1/ A la recherche des compétences

‘« […] la masse fort importante des villes, grandes et moyennes, dont les besoins sont aussi considérables et dont le personnel, en France tout au moins, n'a pas toujours, jusqu'à une époque récente, été formé dans les conditions propres à l'adapter aux fonctions accrues des municipalités et, en particulier, aux obligations urbanistiques, économiques et sociales que leur ont créées les lois nouvelles. » 1330

Maire provincial parmi les plus célébrés en matière de réalisations édilitaires durant la première moitié du XXe siècle, Édouard Herriot est bien conscient que la question des compétences techniques à la disposition des villes est une donnée importante du problème de l’amélioration du quotidien par les réseaux techniques : « le maire qui a la tâche la plus difficile à accomplir, ce n’est pas le maire de la grande ville, celui qui a à sa disposition des services administratifs, des techniciens comme dans les Ministères. Je crois connaître suffisamment les maires de France pour pouvoir affirmer sans crainte d’être contredit, que les maires que je plains le plus sont ceux qui, à la tête des petites ou des moyennes communes, sont obligés de faire face aux difficultés d’application des lois sans avoir les moyens dont nous disposons dans les grandes villes »1331. Ainsi, dans la station balnéaire de Dinard, en 1911, sur les 29 personnes qui reçoivent un traitement de la ville, on recense « 1 directeur du service des eaux, 3 mécaniciens, 1 fontainier-plombier, 1 fontainier (appartiennent tous au service des eaux), 1 architecte-voyer (services divers) ». Voilà tout le personnel municipal chargé de la qualité de l'environnement des habitants et des résidents saisonniers, pour un traitement relativement modeste1332. Comment les municipalités des villes petites et moyennes pallient-elles leur déficit de compétences, parfois déjà gênant lors de la phase de documentation ? Deux sortes de recours semblent s’imposer : soit l’appel au corps technique de l’État (ingénieurs des Ponts et Chaussées en service dans le département), soit la collaboration ponctuelle d’un « ingénieur conseil ». Dans le génie sanitaire comme dans l'urbanisme naissant, il existe des clivages entre spécialistes, renforcés par l'étroitesse du marché de la commande publique.
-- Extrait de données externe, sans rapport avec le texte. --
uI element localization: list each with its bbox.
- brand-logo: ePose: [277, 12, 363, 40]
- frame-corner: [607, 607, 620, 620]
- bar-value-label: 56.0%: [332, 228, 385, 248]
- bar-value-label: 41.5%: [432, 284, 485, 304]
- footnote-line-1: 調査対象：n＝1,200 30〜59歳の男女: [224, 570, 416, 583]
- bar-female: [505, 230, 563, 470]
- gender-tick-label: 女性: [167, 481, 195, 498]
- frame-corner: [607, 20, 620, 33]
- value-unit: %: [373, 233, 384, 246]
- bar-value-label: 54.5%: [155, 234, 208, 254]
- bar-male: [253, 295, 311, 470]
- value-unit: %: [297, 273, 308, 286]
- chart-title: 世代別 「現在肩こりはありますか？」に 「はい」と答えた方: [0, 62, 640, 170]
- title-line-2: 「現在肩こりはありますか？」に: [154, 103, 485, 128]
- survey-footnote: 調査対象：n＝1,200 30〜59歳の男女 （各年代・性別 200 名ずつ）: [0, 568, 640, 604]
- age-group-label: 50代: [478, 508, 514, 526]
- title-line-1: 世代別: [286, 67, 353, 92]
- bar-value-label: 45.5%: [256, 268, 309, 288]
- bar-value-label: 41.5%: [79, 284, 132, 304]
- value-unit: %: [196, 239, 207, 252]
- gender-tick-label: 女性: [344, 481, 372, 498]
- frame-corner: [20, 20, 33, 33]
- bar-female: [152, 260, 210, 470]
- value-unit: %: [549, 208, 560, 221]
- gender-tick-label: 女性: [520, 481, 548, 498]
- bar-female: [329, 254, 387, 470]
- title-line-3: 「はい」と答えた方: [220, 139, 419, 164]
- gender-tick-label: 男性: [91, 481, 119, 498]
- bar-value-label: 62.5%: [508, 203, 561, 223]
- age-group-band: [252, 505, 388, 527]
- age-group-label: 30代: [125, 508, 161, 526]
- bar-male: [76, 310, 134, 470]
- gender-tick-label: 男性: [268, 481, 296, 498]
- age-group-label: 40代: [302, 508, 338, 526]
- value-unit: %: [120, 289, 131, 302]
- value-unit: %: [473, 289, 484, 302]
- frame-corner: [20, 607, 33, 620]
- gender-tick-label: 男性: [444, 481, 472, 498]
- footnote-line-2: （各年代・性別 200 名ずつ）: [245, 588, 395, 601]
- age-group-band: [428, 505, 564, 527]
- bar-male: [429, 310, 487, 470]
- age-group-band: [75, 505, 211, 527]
Clivages entre personnes aux formations diverses (architectes, ingénieurs, médecins, etc.), qui rivalisent pour obtenir le statut de « chef d'orchestre »1333, mais également entre fonctionnaires et professions libérales. « Les différences de statuts structurent des attitudes diverses face à la commande, des positions distinctes devant les formations et le rôle de l'expérience de terrain, des manières également éloignées de considérer le rapport à la décision politique et la façon d'exercer les missions de conseil »1334.

Notes
1330.

AM Lyon, 1114 WP 5, tiré à part de L'organisation de l'Enseignement des Matières d'Intérêt Municipal en France, Rapport présenté par M. William Oualid, pour la Conférence internationale de Lyon de l'Union internationale des Villes et Pouvoirs Locaux (1934).

1331.

AM Lyon, 675 WP 23, discours de clôture d'Herriot reproduit dans le compte rendu du congrès des maires de France de 1935.

1332.

L' É dilité technique, « En attendant le statut des fonctionnaires », juin 1911, p. 230 et juillet 1911, p. 295. Le directeur du service des eaux touche de 2 200 à 3 000 F (à comparer avec le mécanicien : de 1 600 à 2 000 F, et les recommandations ministérielles pour le traitement des directeurs de bureaux d'hygiène, censé être supérieur à 4000 F par an).

1333.

Viviane Claude, « Le chef d'orchestre : un cliché de l'entre-deux-guerres », Annales de la Recherche Urbaine, 44-45.

1334.

Jean-Pierre Gaudin, « Les tourments du démiurge. Cultures professionnelles et savoirs urbanistiques », Dossiers des Séminaires Techniques, Territoires et Sociétés. Villes réfléchies. Histoire et actualité des cultures professionnelles dans l’urbanisme, Paris, Plan Urbain, 1990, p. 8.